Gnu Bar

History

Skjenkestuen and Gnu: one venue, two eras

On Nedre Strandgate, a couple of minutes' walk from the Vågen waterfront in Stavanger, there's a venue that has been a bar longer than most of its guests have had a permanent address. Today it's called Gnu Bar. Before that, it was Skjenkestuen.

The story between the two names isn't dramatic. It's more like a lot of nightlife stories in Stavanger city centre: a place appears, becomes a regular haunt, holds on for a while, and goes quiet. Then a new place moves in and uses the room. The venue has been a continuously operating bar since the 1980s.

Skjenkestuen (1986–2006)

Skjenkestuen opened in 1986 and quickly became one of the more distinctive brown pubs in Stavanger. It attracted a crowd slightly older than the city centre average, and became a regular spot for people who came to talk, listen to music and stay put.

Stavanger Aftenblad described it as a place for jazz, conversation and people past the age of restlessness — a venue where the evenings weren't necessarily about volume or tempo. That kind of pub had plenty of time in the '80s and '90s. Skjenkestuen stayed for nearly two decades.

Then came the smoking ban.

When it was introduced in 2004, it hit the small, smoke-heavy pubs particularly hard — the ones that had built much of their atmosphere around exactly that. For Skjenkestuen, the change was difficult to absorb.

Two years later, in 2006, the place closed after 19 years. There was no drama around the ending.

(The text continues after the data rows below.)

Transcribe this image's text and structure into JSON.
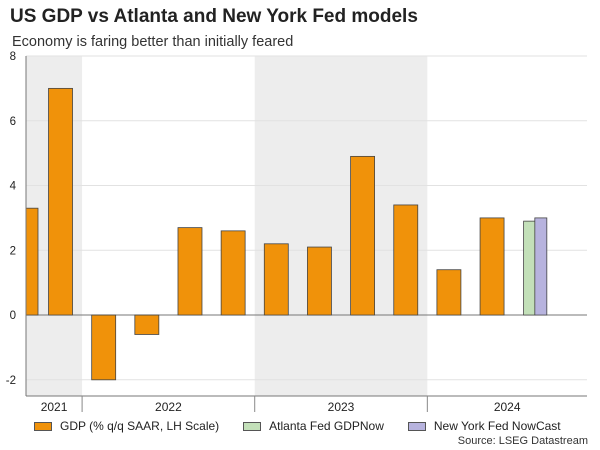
{
  "header": {
    "title": "US GDP vs Atlanta and New York Fed models",
    "subtitle": "Economy is faring better than initially feared"
  },
  "chart_data": {
    "type": "bar",
    "title": "US GDP vs Atlanta and New York Fed models",
    "subtitle": "Economy is faring better than initially feared",
    "ylim": [
      -2.5,
      8
    ],
    "yticks": [
      -2,
      0,
      2,
      4,
      6,
      8
    ],
    "grid": true,
    "legend_placement": "bottom",
    "year_labels": [
      "2021",
      "2022",
      "2023",
      "2024"
    ],
    "year_ranges": [
      [
        -0.5,
        0.8
      ],
      [
        0.8,
        4.8
      ],
      [
        4.8,
        8.8
      ],
      [
        8.8,
        12.5
      ]
    ],
    "shaded_years": [
      "2021",
      "2023"
    ],
    "x_range": [
      -0.5,
      12.5
    ],
    "series": [
      {
        "name": "GDP (% q/q SAAR, LH Scale)",
        "color": "#f0920a",
        "points": [
          {
            "x": -0.5,
            "y": 3.3
          },
          {
            "x": 0.3,
            "y": 7.0
          },
          {
            "x": 1.3,
            "y": -2.0
          },
          {
            "x": 2.3,
            "y": -0.6
          },
          {
            "x": 3.3,
            "y": 2.7
          },
          {
            "x": 4.3,
            "y": 2.6
          },
          {
            "x": 5.3,
            "y": 2.2
          },
          {
            "x": 6.3,
            "y": 2.1
          },
          {
            "x": 7.3,
            "y": 4.9
          },
          {
            "x": 8.3,
            "y": 3.4
          },
          {
            "x": 9.3,
            "y": 1.4
          },
          {
            "x": 10.3,
            "y": 3.0
          }
        ]
      },
      {
        "name": "Atlanta Fed GDPNow",
        "color": "#c3e0b9",
        "points": [
          {
            "x": 11.17,
            "y": 2.9
          }
        ]
      },
      {
        "name": "New York Fed NowCast",
        "color": "#b7b3de",
        "points": [
          {
            "x": 11.43,
            "y": 3.0
          }
        ]
      }
    ]
  },
  "footer": {
    "source": "Source: LSEG Datastream"
  }
}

Just a Stavanger bar that no longer quite fit the times.

A venue that didn't stay empty

After closing, the Nedre Strandgate premises didn't stand without a liquor licence for long. Bars in Stavanger rarely move far; they move into each other.

Gnu opened in the old Skjenkestuen space shortly after, and took over the room with much of the same formula: bar, music, regulars and a low threshold.

The transition wasn't a new beginning so much as a continuation with different people behind the counter. It's a common mechanism in the city's nightlife. The names change, but the rooms carry on.

Gnu Bar

From the start, Gnu had a clearer profile towards live music and bar culture than Skjenkestuen had in its final years. The crowd got younger, the tempo a bit higher, but the basic shape remained the same: an independent bar with DJs, quiz nights, beer and familiar faces.

The place took its name from the gnu head mounted above the bar. The head had been there since the beginning — a hunting trophy from Africa, shot by a Norwegian hunter. For many years it was just a head on a wall. Like many other pub animals.

Today Gnu has live concerts, quiz nights, DJ sets, sausage Fridays and a view over Vågen harbour that still surprises people who only came in for a beer.

Rauå (2025)

In 2025, Gnu got the rest of the animal. The rear end of the gnu was handed over to the bar by the hunter's family, and for the first time since the animal was shot, the trophy was whole again.

What had started as a curiosity in the decor became a concrete, complete animal in the room. It was named Gnu-Rauå, and was mounted as a permanent fixture. The event itself was simple: an object that had existed in two parts was reunited.

The unusual part was that it happened in a bar.

Same room, different time

Taken together, the connection between Skjenkestuen and Gnu is primarily geographical. Both are brown pubs. Both have had regulars. Both have been places where people stay. Both have existed in the same room on Nedre Strandgate.

Skjenkestuen was an '80s and '90s pub that disappeared when smoke and quiet pub evenings became harder to sustain. Gnu is a bar for the 2000s and 2010s, with DJ nights, live concerts and a more ironic relationship with itself.

But the room is the same.

Stavanger's nightlife has always had this kind of continuity: venues disappear, but the premises carry on. New names settle on top of old memories.

Gnu is therefore not just a bar. It's also the latest chapter in a longer use of the same room as a social meeting place in Stavanger city centre.

From Skjenkestuen to Gnu, it's less a break than a generational shift.

A venue with a memory

Today there are few traces left of Skjenkestuen as a name. But the history still sits in the walls — in the sense that the bar function never really ceased.

A place on Nedre Strandgate where people sat and talked in 1988 is still a place where people sit and talk. It's not an unusual story. It's typical of how cities work: rooms outlast concepts.

On Nedre Strandgate, that room has had two names over the past forty years. First Skjenkestuen. Then Gnu.